What now becomes of the idea of causality taken in the other sense, no longer as an invariable relation of antecedent to consequent, but as a thing that acts, creates, modifies, or persists under all transformations and clothes all masks? The scientific method, as soon as it penetrates into any order of phenomena, tends to exclude cause, to reduce it to the strictest limits, to make the least possible use of it. Cause then becomes the synonym of force. But physical science defines force only by its effects:—movement, or work done. So, too, the biologist rejects the notion of “vital force”; non-metaphysical psychology will have none of the “faculties,” intervention of “the soul,” and the like. Is the notion thus discarded, totally suppressed? Nay,—for even in mechanics and physics it cannot be entirely eliminated.

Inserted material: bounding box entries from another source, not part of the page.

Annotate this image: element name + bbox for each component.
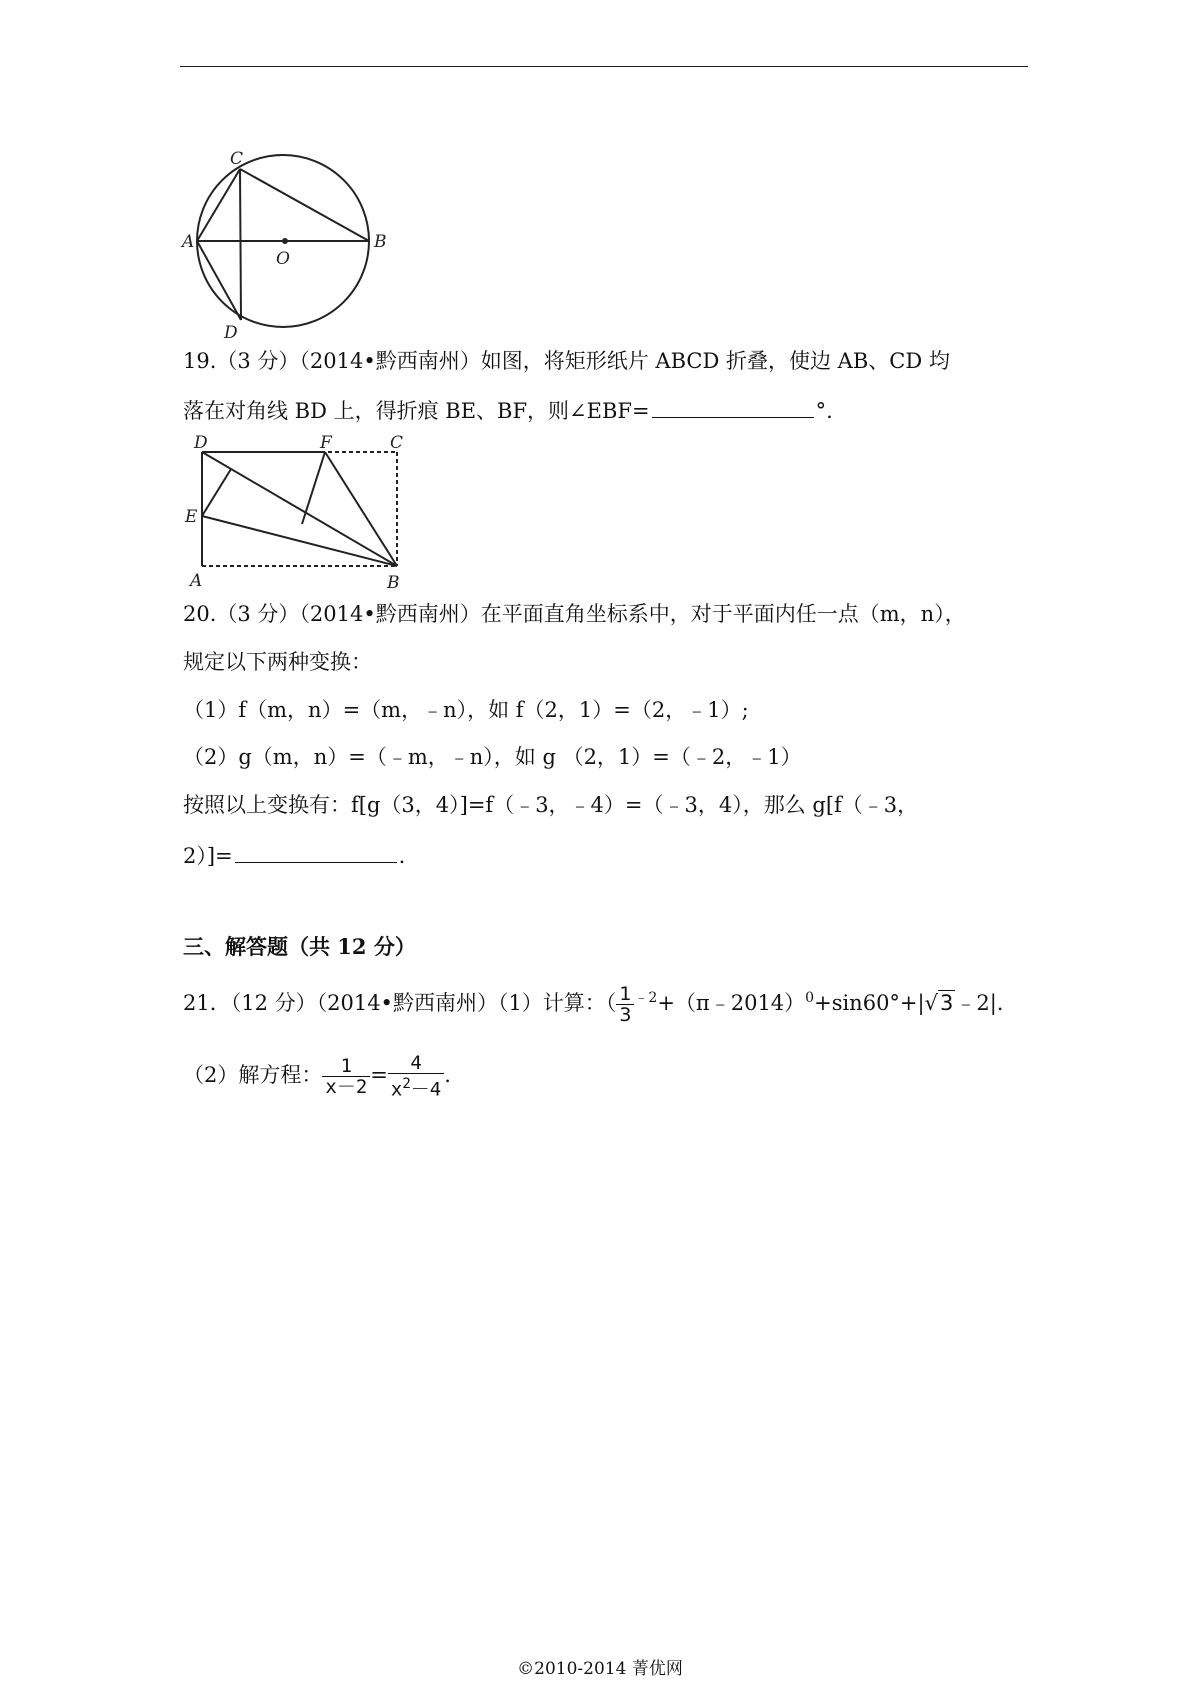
- circle-figure: [180, 140, 410, 340]
- center-point: [282, 238, 288, 244]
- label-a: A: [190, 571, 203, 591]
- crease-fb: [325, 452, 397, 566]
- diagonal-db: [202, 452, 397, 566]
- fold-f: [302, 452, 325, 524]
- answer-blank-19: [652, 395, 814, 418]
- q19-line2-end: °.: [815, 399, 833, 423]
- label-a: A: [182, 232, 195, 252]
- sqrt-symbol: √: [924, 991, 938, 1015]
- label-d: D: [194, 433, 208, 453]
- exponent-neg2: ﹣2: [634, 990, 658, 1006]
- q20-line6-end: .: [398, 844, 406, 868]
- q20-line6: [183, 840, 405, 870]
- fraction-den: 3: [619, 1004, 632, 1026]
- fraction-num: 1: [616, 984, 634, 1005]
- fraction-left: [322, 1056, 370, 1097]
- q20-line2: 规定以下两种变换：: [183, 650, 372, 674]
- label-d: D: [224, 323, 238, 340]
- answer-blank-20: [235, 840, 397, 863]
- q20-line1: 20.（3 分）（2014•黔西南州）在平面直角坐标系中，对于平面内任一点（m，n），: [183, 602, 966, 626]
- footer-copyright: ©2010-2014 菁优网: [517, 1659, 683, 1679]
- exponent-zero: 0: [805, 990, 815, 1006]
- right-den-tail: －4: [410, 1078, 442, 1101]
- q21-prefix: 21．（12 分）（2014•黔西南州）（1）计算：（: [183, 991, 617, 1015]
- left-num: 1: [322, 1056, 370, 1077]
- right-num: 4: [388, 1053, 444, 1074]
- label-b: B: [387, 573, 400, 592]
- left-den: x－2: [325, 1076, 368, 1098]
- label-e: E: [185, 507, 198, 527]
- q21-part2: [183, 1050, 451, 1100]
- equation-end: .: [444, 1063, 451, 1087]
- q20-line4: （2）g（m，n）=（﹣m，﹣n），如 g （2，1）=（﹣2，﹣1）: [183, 745, 802, 769]
- chord-ac: [197, 169, 240, 241]
- q21-part1: [183, 976, 1004, 1025]
- fraction-one-third: [616, 984, 634, 1025]
- header-rule: [180, 66, 1028, 67]
- q19-line2-text: 落在对角线 BD 上，得折痕 BE、BF，则∠EBF=: [183, 399, 650, 423]
- label-f: F: [320, 433, 332, 453]
- label-c: C: [390, 433, 404, 453]
- chord-cb: [240, 169, 369, 241]
- sqrt-radicand: 3: [940, 991, 954, 1015]
- q20-line6-text: 2）]=: [183, 844, 233, 868]
- fold-e: [202, 469, 231, 516]
- right-den-exp: 2: [402, 1076, 411, 1093]
- chord-ad: [197, 241, 241, 320]
- q20-line5: 按照以上变换有：f[g（3，4）]=f（﹣3，﹣4）=（﹣3，4），那么 g[f（﹣3，: [183, 793, 919, 817]
- crease-eb: [202, 516, 397, 566]
- label-o: O: [276, 249, 290, 269]
- right-den: [388, 1074, 444, 1099]
- label-b: B: [374, 232, 387, 252]
- q19-line1: 19.（3 分）（2014•黔西南州）如图，将矩形纸片 ABCD 折叠，使边 AB、CD 均: [183, 349, 950, 373]
- q21-mid: +（π﹣2014）: [657, 991, 806, 1015]
- chord-cd: [240, 169, 241, 320]
- q19-line2: [183, 395, 833, 425]
- rectangle-figure: [180, 432, 410, 592]
- fraction-right: [388, 1053, 444, 1099]
- q20-line3: （1）f（m，n）=（m，﹣n），如 f（2，1）=（2，﹣1）;: [183, 698, 749, 722]
- q21-tail: +sin60°+|: [814, 991, 925, 1015]
- section-heading: 三、解答题（共 12 分）: [183, 934, 416, 959]
- right-den-base: x: [390, 1078, 403, 1101]
- q21-part2-label: （2）解方程：: [183, 1063, 323, 1087]
- equals-sign: =: [370, 1063, 388, 1087]
- label-c: C: [230, 149, 244, 169]
- q21-end: ﹣2|.: [955, 991, 1004, 1015]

It is there as a postulate, a residuum, an unknown factor covering lacunæ. Yet, do what we will, force or energy, in order to be more than an empty word and to become intelligible, can only be represented and imagined under the form of the muscular effort whence it originates, and which is its type; and despite all the elaborations to which it is submitted in order to rid it of its anthropomorphical character, and dehumanise it, it remains rather a fact of internal experience than a concept. Is it destined to undergo other transformations, by reason of more profound apprehension, or some new aspect of the problem? Is there—along with mechanical causality and rigorous determinism—room for any other mode of causality, proper to psychology, to linguistics, to history, in short to the positive sciences of the mind, as is maintained by Wundt and others? The secret remains for the future.

The natural tendency of the mind (which is but one aspect of the instinct of conservation) to seek and investigate in face of the unknown and unexpected, its clear or confused need of explanation for better or worse, at the outset concluded for an acting entity. The idea still survives under a naïve or transcendental form; it reappears in every unexplained contingency, whether in regard to the first origin of things, or (for the partisans of liberty) to freedom of action. In this sense, “causality is an altar to the Unknown God, an empty pedestal that awaits its statue.”[127]

In its other sense, which is widely different and even contrary, which has been slowly fixed, and more slowly extended to the whole of experience, cause is a true concept: the resultant namely of abstraction, summarised in the characters exclusively proper to it. Under this form it is equivalent to the concept of law.